8. The electrical appliance of claim 5, wherein the motor controller module is configured for activation in outputting motor control signals to the motor driver module only when the sensor signal received by the motor controller module is determined by the motor controller module to be greater than or equal to a predetermined threshold value.

9. A food processor including an electric motor configured for rotatably driving a blade to blend, mix, stir, agitate or chop food matter in a receptacle of the food processor, the food processor including a pulsing mode module configured for effecting pulsed operation of the food processor during blending, mixing, stirring, agitating or chopping of food matter in the receptacle of the food processor, the pulsing mode module including an input control module operable for urging by a user to both actuate the pulsing mode module to effect pulsed operation of the food processor and to controllably vary a speed or torque of the electric motor rotatably driving the blade during pulsed operation of the food processor.

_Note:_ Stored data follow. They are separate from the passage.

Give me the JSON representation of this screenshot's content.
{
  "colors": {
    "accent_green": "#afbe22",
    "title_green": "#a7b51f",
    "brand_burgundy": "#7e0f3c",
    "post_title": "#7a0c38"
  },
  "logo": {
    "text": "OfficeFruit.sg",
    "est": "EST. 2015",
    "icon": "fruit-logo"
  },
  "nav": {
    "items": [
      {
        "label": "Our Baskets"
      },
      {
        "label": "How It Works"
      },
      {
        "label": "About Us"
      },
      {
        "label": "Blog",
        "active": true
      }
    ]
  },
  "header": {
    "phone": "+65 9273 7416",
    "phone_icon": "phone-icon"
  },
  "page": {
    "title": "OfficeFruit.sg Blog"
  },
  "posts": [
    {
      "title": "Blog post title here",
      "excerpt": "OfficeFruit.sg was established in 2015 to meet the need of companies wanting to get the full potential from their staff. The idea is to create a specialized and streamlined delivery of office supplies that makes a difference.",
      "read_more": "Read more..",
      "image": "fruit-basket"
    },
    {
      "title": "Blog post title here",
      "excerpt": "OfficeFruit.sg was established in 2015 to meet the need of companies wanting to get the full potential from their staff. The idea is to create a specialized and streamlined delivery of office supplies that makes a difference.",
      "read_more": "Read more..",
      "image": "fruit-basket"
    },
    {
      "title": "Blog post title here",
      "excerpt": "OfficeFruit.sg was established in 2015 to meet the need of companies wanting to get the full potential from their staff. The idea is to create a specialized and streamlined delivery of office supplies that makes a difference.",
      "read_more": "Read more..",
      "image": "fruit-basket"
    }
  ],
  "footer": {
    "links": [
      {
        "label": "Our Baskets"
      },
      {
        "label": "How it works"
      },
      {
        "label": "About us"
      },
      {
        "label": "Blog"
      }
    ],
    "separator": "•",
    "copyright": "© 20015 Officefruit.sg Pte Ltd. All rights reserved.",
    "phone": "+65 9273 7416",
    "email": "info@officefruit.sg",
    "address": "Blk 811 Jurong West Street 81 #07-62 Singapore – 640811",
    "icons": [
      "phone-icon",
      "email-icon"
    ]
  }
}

10. An electrical appliance including an electric motor configured for rotatably driving a blade to blend, mix, stir, agitate or chop food matter in a receptacle of the electrical appliance, the electrical appliance including a pulsing mode module configured for effecting pulsed operation of the electrical appliance during blending, mixing, stirring, agitating or chopping of food matter in the receptacle of the electrical appliance, the pulsing mode module including an input control module operable for urging by a user to both actuate the pulsing mode module to effect pulsed operation of the electrical appliance and to controllably vary a speed or torque of the electric motor rotatably driving the blade during pulsed operation of the electrical appliance.

11. A pulsing mode module for use with a device chosen from the group consisting of a food processor and an electrical appliance.